The discussion came about in response to a petition started by Tinuke Awe and Clo Abe calling for more research into why black mothers are five times more likey to die during pregnancy and after childbirth, and for action.
Catherine McKinnell MP (Labour, Newcastle-upon-Tyne North, pictured) moved the motion that parliament should consider the matter.
The petition highlights that the latest data show that black women are more than four times more likely than white women to die during pregnancy or in the six weeks after giving birth. Also, women from Asian backgrounds are twice as likely as white women to die during pregnancy. It asks MPs to sign up to the Five X More black maternal health pledge.
Ms McKinnell commented that while the UK is one of the safest countries in the world to give birth, the correlation between skin colour and safety in the perinatal period is shameful.
She called for research into the causes, and a government target to address the disparity.
Her analysis followed: Approximately one in 10,000 pregnant women dies every year from pregnancy-related causes.
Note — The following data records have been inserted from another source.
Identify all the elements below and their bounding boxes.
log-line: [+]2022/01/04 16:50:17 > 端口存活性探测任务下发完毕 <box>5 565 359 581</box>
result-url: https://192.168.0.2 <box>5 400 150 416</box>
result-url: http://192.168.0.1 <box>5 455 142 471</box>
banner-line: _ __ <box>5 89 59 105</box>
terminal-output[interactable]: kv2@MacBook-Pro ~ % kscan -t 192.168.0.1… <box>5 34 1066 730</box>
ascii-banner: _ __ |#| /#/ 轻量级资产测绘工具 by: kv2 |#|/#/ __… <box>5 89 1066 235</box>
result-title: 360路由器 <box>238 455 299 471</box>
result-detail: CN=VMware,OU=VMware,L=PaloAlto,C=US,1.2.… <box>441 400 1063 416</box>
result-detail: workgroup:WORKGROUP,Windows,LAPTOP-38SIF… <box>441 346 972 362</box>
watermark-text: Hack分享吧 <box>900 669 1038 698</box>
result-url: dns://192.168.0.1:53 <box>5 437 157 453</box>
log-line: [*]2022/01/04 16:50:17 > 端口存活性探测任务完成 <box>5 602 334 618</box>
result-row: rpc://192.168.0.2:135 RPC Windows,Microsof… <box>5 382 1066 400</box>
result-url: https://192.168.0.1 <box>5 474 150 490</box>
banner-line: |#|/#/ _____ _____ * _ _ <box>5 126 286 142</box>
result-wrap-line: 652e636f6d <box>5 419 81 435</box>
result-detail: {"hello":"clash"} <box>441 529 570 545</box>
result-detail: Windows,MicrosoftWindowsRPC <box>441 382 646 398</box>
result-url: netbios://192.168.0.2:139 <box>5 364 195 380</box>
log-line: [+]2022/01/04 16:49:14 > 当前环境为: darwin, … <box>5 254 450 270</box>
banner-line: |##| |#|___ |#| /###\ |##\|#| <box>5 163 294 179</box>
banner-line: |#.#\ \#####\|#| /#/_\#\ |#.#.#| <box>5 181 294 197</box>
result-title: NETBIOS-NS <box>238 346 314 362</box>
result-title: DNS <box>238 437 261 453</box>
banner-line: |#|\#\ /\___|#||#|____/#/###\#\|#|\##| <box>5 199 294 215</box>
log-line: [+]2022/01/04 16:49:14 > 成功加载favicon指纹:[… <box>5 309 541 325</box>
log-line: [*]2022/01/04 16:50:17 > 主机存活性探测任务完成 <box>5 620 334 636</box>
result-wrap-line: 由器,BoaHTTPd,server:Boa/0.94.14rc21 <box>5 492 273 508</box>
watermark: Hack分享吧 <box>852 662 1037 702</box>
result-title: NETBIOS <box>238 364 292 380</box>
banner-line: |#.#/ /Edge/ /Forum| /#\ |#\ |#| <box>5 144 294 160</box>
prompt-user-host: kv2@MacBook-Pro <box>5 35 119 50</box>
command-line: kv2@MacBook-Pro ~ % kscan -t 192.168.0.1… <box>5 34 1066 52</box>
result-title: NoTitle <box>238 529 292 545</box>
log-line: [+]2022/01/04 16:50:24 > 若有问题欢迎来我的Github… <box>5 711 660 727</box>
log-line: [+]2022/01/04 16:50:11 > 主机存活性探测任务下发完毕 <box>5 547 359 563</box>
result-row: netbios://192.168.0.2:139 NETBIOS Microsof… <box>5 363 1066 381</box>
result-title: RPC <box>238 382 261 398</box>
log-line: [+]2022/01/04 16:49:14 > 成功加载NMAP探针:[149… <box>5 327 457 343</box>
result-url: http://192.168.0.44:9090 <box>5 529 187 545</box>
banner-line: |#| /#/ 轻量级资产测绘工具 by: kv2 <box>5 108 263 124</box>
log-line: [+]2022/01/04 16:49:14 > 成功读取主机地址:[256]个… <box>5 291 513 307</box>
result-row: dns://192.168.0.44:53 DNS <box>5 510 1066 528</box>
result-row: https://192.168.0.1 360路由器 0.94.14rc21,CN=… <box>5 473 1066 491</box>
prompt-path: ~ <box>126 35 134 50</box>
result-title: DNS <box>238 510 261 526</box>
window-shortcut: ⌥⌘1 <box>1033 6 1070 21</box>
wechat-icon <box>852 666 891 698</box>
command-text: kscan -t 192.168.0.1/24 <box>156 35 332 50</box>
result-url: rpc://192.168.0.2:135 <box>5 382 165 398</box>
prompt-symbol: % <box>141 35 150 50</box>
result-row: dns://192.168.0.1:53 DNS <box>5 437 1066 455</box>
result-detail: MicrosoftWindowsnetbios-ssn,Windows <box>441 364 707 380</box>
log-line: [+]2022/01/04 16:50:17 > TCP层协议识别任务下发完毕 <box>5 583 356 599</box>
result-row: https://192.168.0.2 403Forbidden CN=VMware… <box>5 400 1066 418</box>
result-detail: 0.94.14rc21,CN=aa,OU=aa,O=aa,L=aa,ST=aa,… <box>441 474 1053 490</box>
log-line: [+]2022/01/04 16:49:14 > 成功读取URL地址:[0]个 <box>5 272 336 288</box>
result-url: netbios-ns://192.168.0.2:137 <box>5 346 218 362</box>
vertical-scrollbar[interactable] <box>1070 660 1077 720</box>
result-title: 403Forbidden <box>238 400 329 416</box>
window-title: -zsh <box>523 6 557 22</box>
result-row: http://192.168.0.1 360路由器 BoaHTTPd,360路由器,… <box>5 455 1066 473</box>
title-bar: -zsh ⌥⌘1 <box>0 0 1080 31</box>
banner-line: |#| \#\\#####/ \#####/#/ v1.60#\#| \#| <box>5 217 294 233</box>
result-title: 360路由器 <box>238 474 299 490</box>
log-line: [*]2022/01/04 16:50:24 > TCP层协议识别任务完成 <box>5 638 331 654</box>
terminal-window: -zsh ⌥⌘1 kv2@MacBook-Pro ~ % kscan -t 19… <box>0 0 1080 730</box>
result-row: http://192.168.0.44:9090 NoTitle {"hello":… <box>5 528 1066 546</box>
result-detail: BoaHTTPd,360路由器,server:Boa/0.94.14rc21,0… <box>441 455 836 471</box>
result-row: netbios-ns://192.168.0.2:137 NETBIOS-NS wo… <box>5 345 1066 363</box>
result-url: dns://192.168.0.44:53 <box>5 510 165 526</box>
Two thirds of them are victims of complications such as heart disease or the care they receive while pregnant. Dr Christine Ekechi, co-chair of the race equality taskforce at the Royal College of Obstetricians and Gynaecologists, points out that black women are more likely to have pre-existing health conditions that lead to greater risks during pregnancy. However, the question remains of why this is.
Leading maternal health researchers such as Professor Marian Knight say that patient’s complex needs aren’t communicated well within the health system. It can’t help that pregnant women from all backgrounds report that their needs aren’t listened to; their symptoms are disregarded as part of pregnancy when they in fact indicate potential problems.
Bell Ribeiro-Addy MP (Labour, Streatham, pictured) exemplified this point based on her own experience. When her complaints were ignored, her blood pressure was allowed to rise. This challenges the factor of blood-pressure as a pre-existing problem. As she pointed out, some victims “did not even have any comorbidities”.
Nadine Dorries (Conservative, Mid Bedfordshire, and Minister for Patient Safety, Suicide Prevention and Mental Health) claimed that the Government is committed to improving the situation, but that recording statistics of maternal death by ethnicity would have “considerable limitations” as the small dataset is a misleading indicator of the success of changes to care. She said; “We are not afraid of setting targets, but when we are setting them we have to know how to achieve better outcomes”. She took the opportunity to ask women to share their experiences via the call for evidence launched on International Women’s Day that will inform the women’s health strategy for England.
Hansard: Black Maternal Healthcare and Mortality, UK Parliament.